Al Pacino is the high-strung yet completely in control lieutenant Hanna. This guy lives to root out scores and find and possibly kill crews if they kill innocent lives. One particularly brutal crew is masterminded by McCauley (Robert De Niro), an icy thief who is unwilling to have a woman in his life since he lives by a ruthless code - as soon as the heat is around the corner, he's disciplined enough to know to walk away from any woman no matter what. It is the only true code he lives by. Lieutenant Hanna lives by finding and arresting crews - it raises his temperature and keeps him focused. Hanna is married (again) and can't seem to hold down a relationship with his neglected wife, Justine (Diane Venora), or his troubled stepdaughter (Natalie Portman, in what appears to be a heavily truncated role). Hanna is always on the move and "where he needs to be" but that doesn't include being home or partaking in cleaning dirty dishes. In contrast, McCauley lives in a lonely Malibu home where you hear the waves of the ocean in the background - he has no furniture, only a phone and a coffee maker. In one of many tantalizing scenes, McCauley visits his usual bookshop looking for a book on metals and is questioned what he is reading by a graphic designer, Eady (Amy Brenneman). McCauley feels threatened and then slowly asks various questions about Eady's life, thus eliminating any need to reveal anything about himself. This sequence alone leads to intimacy at her apartment and is almost as revealing and powerful as Hanna and McCauley's impromptu visit to a coffee shop.
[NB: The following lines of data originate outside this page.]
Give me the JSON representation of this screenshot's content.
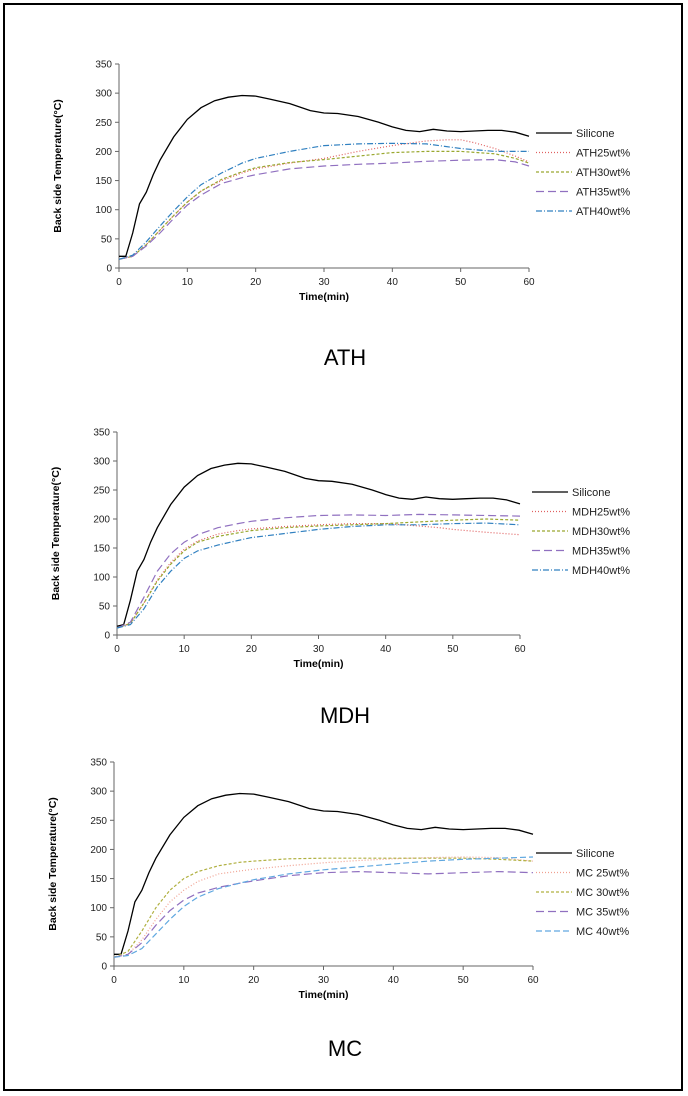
{
  "chart_data": [
    {
      "type": "line",
      "caption": "ATH",
      "xlabel": "Time(min)",
      "ylabel": "Back side Temperature(°C)",
      "xlim": [
        0,
        60
      ],
      "ylim": [
        0,
        350
      ],
      "xticks": [
        0,
        10,
        20,
        30,
        40,
        50,
        60
      ],
      "yticks": [
        0,
        50,
        100,
        150,
        200,
        250,
        300,
        350
      ],
      "legend_position": "right",
      "series": [
        {
          "name": "Silicone",
          "color": "#000000",
          "dash": "",
          "x": [
            0,
            1,
            2,
            3,
            4,
            5,
            6,
            8,
            10,
            12,
            14,
            16,
            18,
            20,
            22,
            25,
            28,
            30,
            32,
            35,
            38,
            40,
            42,
            44,
            46,
            48,
            50,
            52,
            54,
            56,
            58,
            60
          ],
          "y": [
            20,
            20,
            60,
            110,
            130,
            160,
            185,
            225,
            255,
            275,
            287,
            293,
            296,
            295,
            290,
            282,
            270,
            266,
            265,
            260,
            250,
            242,
            236,
            234,
            238,
            235,
            234,
            235,
            236,
            236,
            233,
            226
          ]
        },
        {
          "name": "ATH25wt%",
          "color": "#e06060",
          "dash": "1,2",
          "x": [
            0,
            2,
            4,
            6,
            8,
            10,
            12,
            15,
            18,
            20,
            25,
            30,
            35,
            40,
            45,
            48,
            50,
            52,
            55,
            58,
            60
          ],
          "y": [
            15,
            20,
            40,
            65,
            90,
            113,
            132,
            150,
            163,
            170,
            180,
            188,
            200,
            210,
            218,
            220,
            220,
            215,
            205,
            192,
            182
          ]
        },
        {
          "name": "ATH30wt%",
          "color": "#9aa830",
          "dash": "3,2",
          "x": [
            0,
            2,
            4,
            6,
            8,
            10,
            12,
            15,
            18,
            20,
            25,
            30,
            35,
            40,
            45,
            50,
            55,
            58,
            60
          ],
          "y": [
            15,
            20,
            40,
            65,
            90,
            113,
            132,
            152,
            165,
            172,
            181,
            186,
            192,
            198,
            200,
            200,
            196,
            188,
            180
          ]
        },
        {
          "name": "ATH35wt%",
          "color": "#9070c0",
          "dash": "8,4",
          "x": [
            0,
            2,
            4,
            6,
            8,
            10,
            12,
            15,
            18,
            20,
            25,
            30,
            35,
            40,
            45,
            50,
            55,
            58,
            60
          ],
          "y": [
            15,
            20,
            38,
            60,
            85,
            108,
            125,
            145,
            155,
            160,
            170,
            175,
            178,
            180,
            183,
            185,
            186,
            182,
            175
          ]
        },
        {
          "name": "ATH40wt%",
          "color": "#3080c0",
          "dash": "6,2,1,2",
          "x": [
            0,
            2,
            4,
            6,
            8,
            10,
            12,
            15,
            18,
            20,
            25,
            30,
            35,
            40,
            45,
            50,
            55,
            58,
            60
          ],
          "y": [
            15,
            22,
            45,
            72,
            98,
            122,
            143,
            163,
            180,
            188,
            200,
            210,
            213,
            214,
            213,
            205,
            200,
            200,
            200
          ]
        }
      ]
    },
    {
      "type": "line",
      "caption": "MDH",
      "xlabel": "Time(min)",
      "ylabel": "Back side Temperature(°C)",
      "xlim": [
        0,
        60
      ],
      "ylim": [
        0,
        350
      ],
      "xticks": [
        0,
        10,
        20,
        30,
        40,
        50,
        60
      ],
      "yticks": [
        0,
        50,
        100,
        150,
        200,
        250,
        300,
        350
      ],
      "legend_position": "right",
      "series": [
        {
          "name": "Silicone",
          "color": "#000000",
          "dash": "",
          "x": [
            0,
            1,
            2,
            3,
            4,
            5,
            6,
            8,
            10,
            12,
            14,
            16,
            18,
            20,
            22,
            25,
            28,
            30,
            32,
            35,
            38,
            40,
            42,
            44,
            46,
            48,
            50,
            52,
            54,
            56,
            58,
            60
          ],
          "y": [
            15,
            18,
            60,
            110,
            130,
            160,
            185,
            225,
            255,
            275,
            287,
            293,
            296,
            295,
            290,
            282,
            270,
            266,
            265,
            260,
            250,
            242,
            236,
            234,
            238,
            235,
            234,
            235,
            236,
            236,
            233,
            226
          ]
        },
        {
          "name": "MDH25wt%",
          "color": "#e06060",
          "dash": "1,2",
          "x": [
            0,
            2,
            4,
            6,
            8,
            10,
            12,
            15,
            18,
            20,
            25,
            30,
            35,
            40,
            45,
            48,
            50,
            55,
            60
          ],
          "y": [
            12,
            20,
            55,
            95,
            125,
            148,
            162,
            174,
            180,
            183,
            187,
            190,
            192,
            192,
            188,
            185,
            182,
            177,
            173
          ]
        },
        {
          "name": "MDH30wt%",
          "color": "#9aa830",
          "dash": "3,2",
          "x": [
            0,
            2,
            4,
            6,
            8,
            10,
            12,
            15,
            18,
            20,
            25,
            30,
            35,
            40,
            45,
            50,
            55,
            60
          ],
          "y": [
            12,
            20,
            55,
            93,
            122,
            145,
            160,
            170,
            176,
            180,
            185,
            188,
            190,
            192,
            195,
            198,
            200,
            198
          ]
        },
        {
          "name": "MDH35wt%",
          "color": "#9070c0",
          "dash": "8,4",
          "x": [
            0,
            2,
            4,
            6,
            8,
            10,
            12,
            15,
            18,
            20,
            25,
            30,
            35,
            40,
            45,
            50,
            55,
            60
          ],
          "y": [
            12,
            22,
            65,
            110,
            140,
            160,
            173,
            185,
            192,
            196,
            202,
            206,
            207,
            206,
            208,
            207,
            206,
            205
          ]
        },
        {
          "name": "MDH40wt%",
          "color": "#3080c0",
          "dash": "6,2,1,2",
          "x": [
            0,
            2,
            4,
            6,
            8,
            10,
            12,
            15,
            18,
            20,
            25,
            30,
            35,
            40,
            45,
            50,
            55,
            60
          ],
          "y": [
            12,
            18,
            45,
            83,
            110,
            132,
            145,
            155,
            163,
            168,
            175,
            182,
            187,
            190,
            190,
            192,
            193,
            190
          ]
        }
      ]
    },
    {
      "type": "line",
      "caption": "MC",
      "xlabel": "Time(min)",
      "ylabel": "Back side Temperature(°C)",
      "xlim": [
        0,
        60
      ],
      "ylim": [
        0,
        350
      ],
      "xticks": [
        0,
        10,
        20,
        30,
        40,
        50,
        60
      ],
      "yticks": [
        0,
        50,
        100,
        150,
        200,
        250,
        300,
        350
      ],
      "legend_position": "right",
      "series": [
        {
          "name": "Silicone",
          "color": "#000000",
          "dash": "",
          "x": [
            0,
            1,
            2,
            3,
            4,
            5,
            6,
            8,
            10,
            12,
            14,
            16,
            18,
            20,
            22,
            25,
            28,
            30,
            32,
            35,
            38,
            40,
            42,
            44,
            46,
            48,
            50,
            52,
            54,
            56,
            58,
            60
          ],
          "y": [
            20,
            20,
            60,
            110,
            130,
            160,
            185,
            225,
            255,
            275,
            287,
            293,
            296,
            295,
            290,
            282,
            270,
            266,
            265,
            260,
            250,
            242,
            236,
            234,
            238,
            235,
            234,
            235,
            236,
            236,
            233,
            226
          ]
        },
        {
          "name": "MC 25wt%",
          "color": "#f0a090",
          "dash": "1,2",
          "x": [
            0,
            2,
            4,
            6,
            8,
            10,
            12,
            15,
            18,
            20,
            25,
            30,
            35,
            40,
            45,
            50,
            55,
            60
          ],
          "y": [
            15,
            20,
            45,
            80,
            110,
            130,
            145,
            158,
            163,
            166,
            172,
            177,
            181,
            184,
            186,
            187,
            186,
            180
          ]
        },
        {
          "name": "MC 30wt%",
          "color": "#b0b040",
          "dash": "3,2",
          "x": [
            0,
            2,
            4,
            6,
            8,
            10,
            12,
            15,
            18,
            20,
            25,
            30,
            35,
            40,
            45,
            50,
            55,
            60
          ],
          "y": [
            15,
            25,
            60,
            100,
            130,
            150,
            162,
            172,
            178,
            180,
            184,
            185,
            185,
            185,
            185,
            185,
            183,
            180
          ]
        },
        {
          "name": "MC 35wt%",
          "color": "#9070c0",
          "dash": "8,4",
          "x": [
            0,
            2,
            4,
            6,
            8,
            10,
            12,
            15,
            18,
            20,
            25,
            30,
            35,
            40,
            45,
            50,
            55,
            60
          ],
          "y": [
            15,
            20,
            40,
            70,
            95,
            113,
            125,
            135,
            142,
            146,
            155,
            160,
            162,
            160,
            158,
            160,
            162,
            160
          ]
        },
        {
          "name": "MC 40wt%",
          "color": "#60a8e0",
          "dash": "6,3",
          "x": [
            0,
            2,
            4,
            6,
            8,
            10,
            12,
            15,
            18,
            20,
            25,
            30,
            35,
            40,
            45,
            50,
            55,
            60
          ],
          "y": [
            15,
            18,
            30,
            55,
            80,
            102,
            118,
            133,
            142,
            148,
            158,
            165,
            170,
            175,
            180,
            183,
            185,
            187
          ]
        }
      ]
    }
  ]
}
Nothing in "Heat" is truly original other than its focus on complicated relationships and complicated high-tech heists. This is what makes "Heat" rise above most other heist movies and its cat-and-mouse game between cops and criminals - its very influence is felt in "Infernal Affairs," another dynamic thriller. Here, we also venture into Val Kilmer as Chris Shiherlis, a McCauley crew member who can bulldoze through security alarms. Chris's wife, Charlene (Ashley Judd), is well aware of Chris's criminal activities, often goading him for more cash for his work. Chris gets temperamental, in fact most of the males in this movie holler and get physical with the women. Worst offender is the serial rapist and murderous Waingro (Kevin Gage) who is along for the opening scene's armored truck heist where he spontaneously kills a guard without much provocation. Kevin Gage's chilling performance showcases a dangerous man with an increasingly volatile nature that is scary to watch. Other actors appear in "Heat" as restrained, cool and controlling such as Jon Voight as McCauley's business contractor, Henry Rollins (!), Dennis Haysbert as a paroled convict and Tom Noonan as an expert with inside information on banks. Even Bud Cort is along for the ride as a rigid diner manager. Danny Trejo and the colorful character actor Tom Sizemore appear as crew members and they seem less threatening than the others, which is saying a lot.
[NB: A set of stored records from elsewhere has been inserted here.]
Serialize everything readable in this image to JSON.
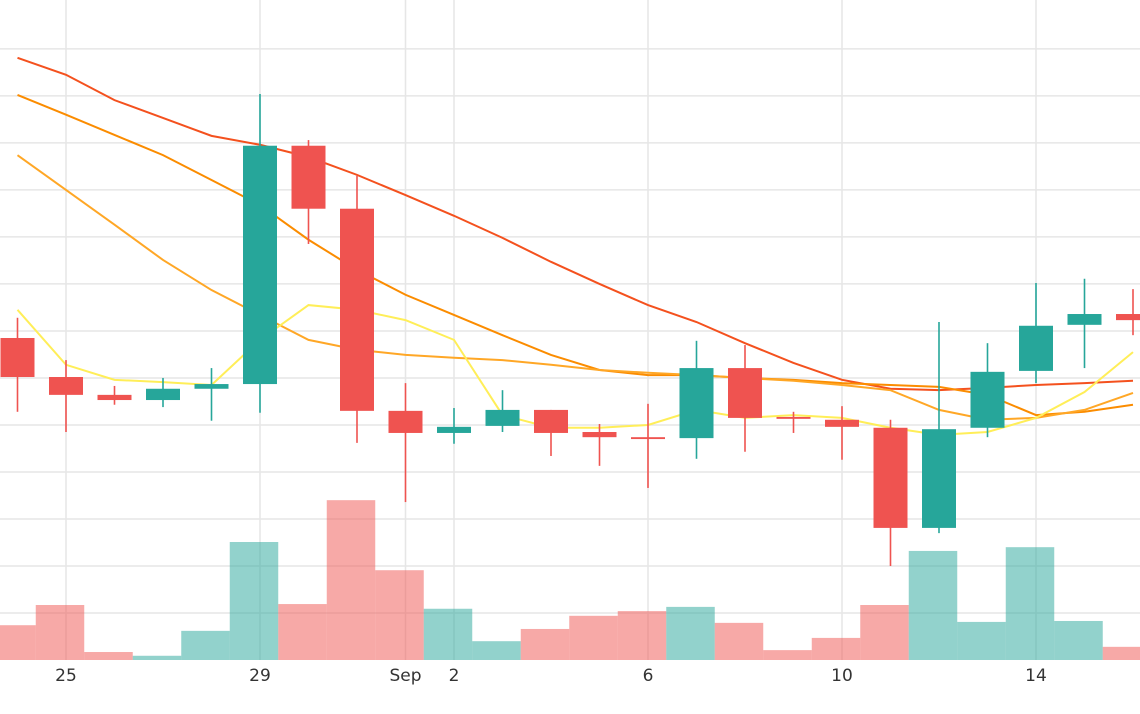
{
  "chart_data": {
    "type": "candlestick",
    "categories": [
      null,
      "25",
      null,
      null,
      null,
      "29",
      null,
      null,
      "Sep",
      "2",
      null,
      null,
      null,
      "6",
      null,
      null,
      null,
      "10",
      null,
      null,
      null,
      "14",
      null,
      null
    ],
    "open": [
      6.85,
      6.02,
      5.64,
      5.53,
      5.77,
      5.87,
      10.94,
      9.6,
      5.3,
      4.83,
      4.98,
      5.32,
      4.85,
      4.74,
      4.72,
      6.21,
      5.17,
      5.11,
      4.94,
      2.81,
      4.94,
      6.15,
      7.13,
      7.36
    ],
    "high": [
      7.28,
      6.38,
      5.83,
      6.0,
      6.21,
      12.04,
      11.06,
      10.3,
      5.89,
      5.36,
      5.74,
      5.32,
      5.02,
      5.45,
      6.79,
      6.7,
      5.28,
      5.4,
      5.11,
      7.19,
      6.74,
      8.02,
      8.11,
      7.89
    ],
    "low": [
      5.28,
      4.85,
      5.43,
      5.38,
      5.09,
      5.26,
      8.85,
      4.62,
      3.36,
      4.6,
      4.85,
      4.34,
      4.13,
      3.66,
      4.28,
      4.43,
      4.83,
      4.26,
      2.0,
      2.7,
      4.74,
      5.89,
      6.21,
      6.91
    ],
    "close": [
      6.02,
      5.64,
      5.53,
      5.77,
      5.87,
      10.94,
      9.6,
      5.3,
      4.83,
      4.96,
      5.32,
      4.83,
      4.74,
      4.7,
      6.21,
      5.15,
      5.13,
      4.96,
      2.81,
      4.91,
      6.13,
      7.11,
      7.36,
      7.23
    ],
    "volume": [
      0.74,
      1.17,
      0.17,
      0.09,
      0.62,
      2.51,
      1.19,
      3.4,
      1.91,
      1.09,
      0.4,
      0.66,
      0.94,
      1.04,
      1.13,
      0.79,
      0.21,
      0.47,
      1.17,
      2.32,
      0.81,
      2.4,
      0.83,
      0.28
    ],
    "up_color": "#26a69a",
    "down_color": "#ef5350",
    "lines": [
      {
        "color": "#f4511e",
        "values": [
          12.81,
          12.45,
          11.91,
          11.53,
          11.15,
          10.96,
          10.7,
          10.32,
          9.89,
          9.45,
          8.98,
          8.47,
          8.0,
          7.55,
          7.19,
          6.74,
          6.32,
          5.96,
          5.77,
          5.74,
          5.79,
          5.85,
          5.89,
          5.94
        ]
      },
      {
        "color": "#fb8c00",
        "values": [
          12.02,
          11.6,
          11.17,
          10.74,
          10.21,
          9.68,
          8.94,
          8.3,
          7.77,
          7.34,
          6.91,
          6.49,
          6.17,
          6.06,
          6.06,
          6.0,
          5.96,
          5.89,
          5.85,
          5.81,
          5.64,
          5.21,
          5.28,
          5.43
        ]
      },
      {
        "color": "#ffa726",
        "values": [
          10.74,
          10.0,
          9.26,
          8.51,
          7.87,
          7.34,
          6.81,
          6.6,
          6.49,
          6.43,
          6.38,
          6.28,
          6.17,
          6.11,
          6.06,
          6.0,
          5.94,
          5.85,
          5.74,
          5.32,
          5.11,
          5.15,
          5.32,
          5.68
        ]
      },
      {
        "color": "#ffee58",
        "values": [
          7.45,
          6.28,
          5.96,
          5.91,
          5.85,
          6.81,
          7.55,
          7.45,
          7.23,
          6.81,
          5.21,
          4.94,
          4.94,
          5.0,
          5.32,
          5.15,
          5.21,
          5.15,
          4.94,
          4.79,
          4.85,
          5.15,
          5.7,
          6.55
        ]
      }
    ],
    "ylim": [
      0,
      14.04
    ],
    "yticks": [
      1,
      2,
      3,
      4,
      5,
      6,
      7,
      8,
      9,
      10,
      11,
      12,
      13
    ],
    "grid": true
  }
}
"Heat" still falls a little short of developing the three central female characters, Eady, Justine and Charlene. They just barely appear as nothing more than troubling pawns - trophies for the insecure men. True, Charlene has her way with Chris and McCauley who catches her having an affair but she is inconsolable. Same with Eady who eventually finds out McCauley's true nature as a career criminal and decides to go along with it, though we can't imagine why when she feels cheated and betrayed. Brenneman's final scene where she realizes that McCauley will not be part of her life is this actress's strongest moment in the film, other than the original meeting. And there's Justine who has an affair without blinking an eye, leading to a hilarious verbal assault by Hanna.
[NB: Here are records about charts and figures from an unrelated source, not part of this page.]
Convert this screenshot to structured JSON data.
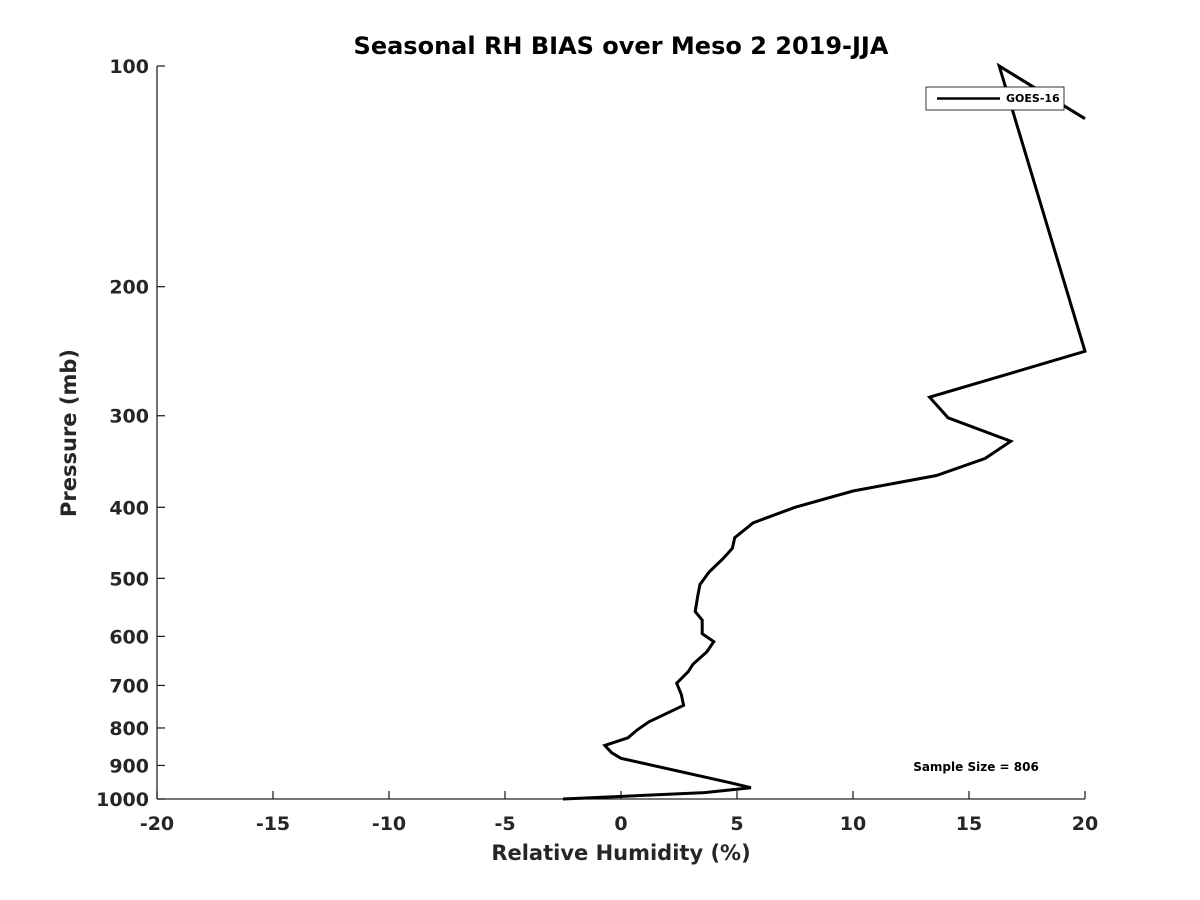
{
  "chart_data": {
    "type": "line",
    "title": "Seasonal RH BIAS over Meso 2  2019-JJA",
    "xlabel": "Relative Humidity (%)",
    "ylabel": "Pressure (mb)",
    "xlim": [
      -20,
      20
    ],
    "ylim": [
      100,
      1000
    ],
    "yscale": "log",
    "y_reversed": true,
    "x_ticks": [
      -20,
      -15,
      -10,
      -5,
      0,
      5,
      10,
      15,
      20
    ],
    "y_ticks": [
      100,
      200,
      300,
      400,
      500,
      600,
      700,
      800,
      900,
      1000
    ],
    "legend_position": "top-right",
    "grid": false,
    "annotation": "Sample Size = 806",
    "colors": {
      "series": "#000000",
      "axis": "#262626"
    },
    "series": [
      {
        "name": "GOES-16",
        "points": [
          {
            "x": -2.5,
            "y": 1000
          },
          {
            "x": 3.6,
            "y": 980
          },
          {
            "x": 5.6,
            "y": 965
          },
          {
            "x": 4.7,
            "y": 950
          },
          {
            "x": 0.0,
            "y": 880
          },
          {
            "x": -0.4,
            "y": 865
          },
          {
            "x": -0.7,
            "y": 845
          },
          {
            "x": 0.3,
            "y": 825
          },
          {
            "x": 0.7,
            "y": 805
          },
          {
            "x": 1.2,
            "y": 785
          },
          {
            "x": 2.7,
            "y": 745
          },
          {
            "x": 2.6,
            "y": 720
          },
          {
            "x": 2.4,
            "y": 695
          },
          {
            "x": 2.9,
            "y": 670
          },
          {
            "x": 3.1,
            "y": 655
          },
          {
            "x": 3.7,
            "y": 630
          },
          {
            "x": 4.0,
            "y": 610
          },
          {
            "x": 3.5,
            "y": 595
          },
          {
            "x": 3.5,
            "y": 570
          },
          {
            "x": 3.2,
            "y": 555
          },
          {
            "x": 3.3,
            "y": 530
          },
          {
            "x": 3.4,
            "y": 510
          },
          {
            "x": 3.8,
            "y": 490
          },
          {
            "x": 4.4,
            "y": 470
          },
          {
            "x": 4.8,
            "y": 455
          },
          {
            "x": 4.9,
            "y": 440
          },
          {
            "x": 5.7,
            "y": 420
          },
          {
            "x": 7.5,
            "y": 400
          },
          {
            "x": 10.0,
            "y": 380
          },
          {
            "x": 13.6,
            "y": 362
          },
          {
            "x": 15.7,
            "y": 343
          },
          {
            "x": 16.8,
            "y": 325
          },
          {
            "x": 14.1,
            "y": 302
          },
          {
            "x": 13.3,
            "y": 283
          },
          {
            "x": 20.0,
            "y": 245
          },
          {
            "x": 16.3,
            "y": 100
          },
          {
            "x": 20.0,
            "y": 118
          }
        ]
      }
    ]
  }
}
"Heat" is smooth in its jazzy rhythms that are director Michael Mann's trademark - his movies are textured with a coolness that is intensely watchable. The characters speak with a clarity and a slight detachment that seem utterly real and authentic. Along with Mann's "Thief" and "Manhunter," few action thrillers can deliver such ample style and strong characters and it puts most other similar flicks to shame. The whole movie is an unusual crime picture in retrospect - it is as smooth as silk.